Variants are one of the most sophisticated and unique features of the censhare system. The term Variant in censhare terminology describes basically the ability to branch an asset.


Overview

Variants are useful whenever an independent offspring of an asset is required, but the branched copy should retain some connection to its origin. There are plenty of uses for Variants, like technical variants (online and print variant of an image or text) or regional aspects of content.

A typical example is a text asset that gets translated into another language. For the translation it is mandatory to have a second independent asset, nevertheless it is helpful to know the relation to the original text and whether the original text has changed or not. Actually, using the Variant architecture is a mandatory prerequisite for censhare’s language management system.

Variant types

censhare implements Variants in a very generic way. There are five types of Variants:

  • The  Duplicate  is a completely independent asset with its own id, metadata and fileset. It was originally created as a copy of an existing asset, but this circumstance is not kept in the records, so there is no relation at all between original and duplicate. In the strong sense of the censhare terminology, the Duplicate is not considered a true Variant, as it has no traces to its origin.

  • The  Variant without update flag  is a full copy (metadata and files) of another asset, but otherwise independent in the system. It has its own unique asset id. When the Variant is created, a relation of type "Variant without update flag" is set between the Variant and its origin. This relation isimply serves informational purposes - the Variant asset remembers its origin.

  • The  Variant with update flag  is basically the same as the  Variant without update flag, with the difference, that every modification to the Master File of the original asset raises the content update flag for the variant. This is to notify the user that changes in the original have occurred.

  • The  Layout geometry Variant  – as the other Variants – also constitutes a full independent copy. Other then the  Variant with update flag  it raises the layout update flag when its original has been modified and this flag is not solely for informational purpose, but provides a mechanism where checking the flag replaces the Master File of the Variant with the modified Master File of the origin - eliminating the deviations that have occurred meanwhile to the Variant. This Variant is typically used for multi-language layouts (hence the term "Layout geometry Variant"), where a language Variant might experience minor language-specific adjustments, but when the entire layout concept of the origin has been re-worked, these language-specific changes are forgotten and reset to the new standard.

  • The  Alias Variant  is an independent copy of an original asset with its own metadata, but - and this is important to understand - Variant and original asset share the same file.
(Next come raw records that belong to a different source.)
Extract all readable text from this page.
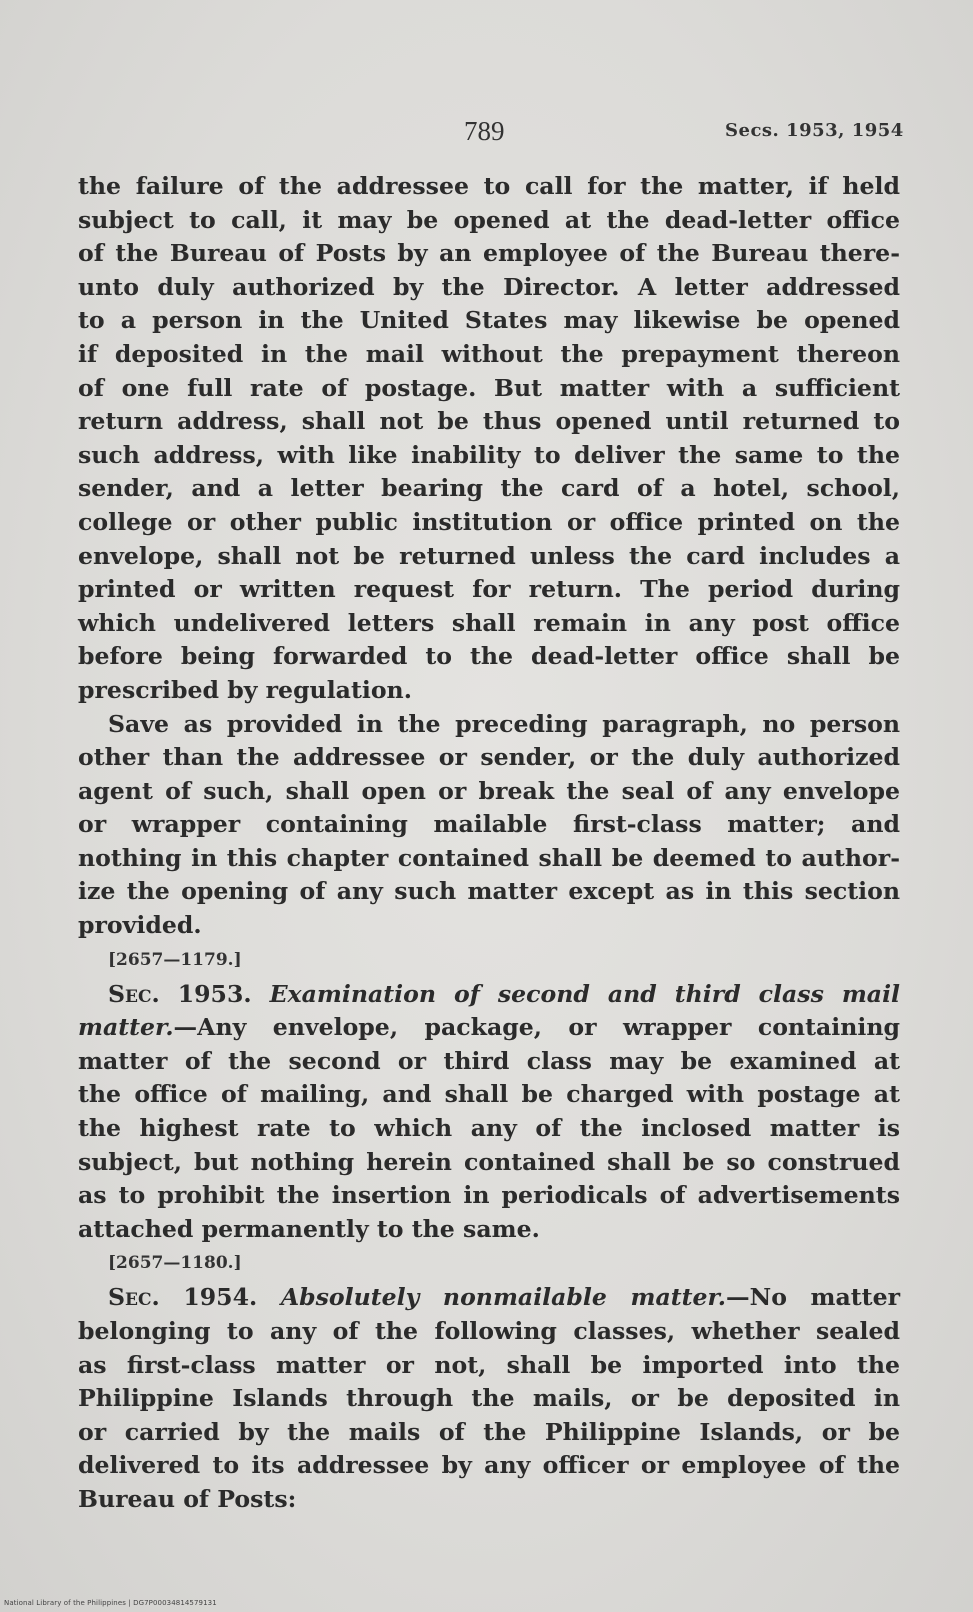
789	Secs. 1953, 1954
the failure of the addressee to call for the matter, if held
subject to call, it may be opened at the dead-letter office
of the Bureau of Posts by an employee of the Bureau there-
unto duly authorized by the Director. A letter addressed
to a person in the United States may likewise be opened
if deposited in the mail without the prepayment thereon
of one full rate of postage. But matter with a sufficient
return address, shall not be thus opened until returned to
such address, with like inability to deliver the same to the
sender, and a letter bearing the card of a hotel, school,
college or other public institution or office printed on the
envelope, shall not be returned unless the card includes a
printed or written request for return. The period during
which undelivered letters shall remain in any post office
before being forwarded to the dead-letter office shall be
prescribed by regulation.
Save as provided in the preceding paragraph, no person
other than the addressee or sender, or the duly authorized
agent of such, shall open or break the seal of any envelope
or wrapper containing mailable first-class matter; and
nothing in this chapter contained shall be deemed to author-
ize the opening of any such matter except as in this section
provided.
[2657—1179.]
Sec. 1953. Examination of second and third class mail
matter.—Any envelope, package, or wrapper containing
matter of the second or third class may be examined at
the office of mailing, and shall be charged with postage at
the highest rate to which any of the inclosed matter is
subject, but nothing herein contained shall be so construed
as to prohibit the insertion in periodicals of advertisements
attached permanently to the same.
[2657—1180.]
Sec. 1954. Absolutely nonmailable matter.—No matter
belonging to any of the following classes, whether sealed
as first-class matter or not, shall be imported into the
Philippine Islands through the mails, or be deposited in
or carried by the mails of the Philippine Islands, or be
delivered to its addressee by any officer or employee of the
Bureau of Posts:
National Library of the Philippines | DG7P00034814579131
If the Master File is modified, it makes no difference whether the modification was initiated from the Variant or the origin, both assets will point to the same modified file. This Variant behaves like an alias in the file system.

Variant handling

The censhare clients allow to create Variants of all types manually and the variant relations are visualized in a number of ways with icon or specific browser views in the asset query tables.

In a large, multi-language production environment, creating all the necessary variants between single layout, images and texts manually would be an impossible task, as virtually hundreds or thousands of relations of the different variant types have to be set up. For this purpose the censhare Client provides a powerful tool "Duplicate Asset Structure", which allows to generate variant relations of all types down a hierarchy of assets automatically based on rules that take into account asset types, language codes and domains. Duplicate Asset Structure allows to rename variants automatically based on regular expressions, and can even preset preferences within InDesign-, InCopy- and XPress documents to resemble spell checking and hyphenation settings according to the language variant. In even more sophisticated scenarios it is possible to create hierarchical variants (a variant from a variant), and to reset the hierarchical variant relations with an update feature.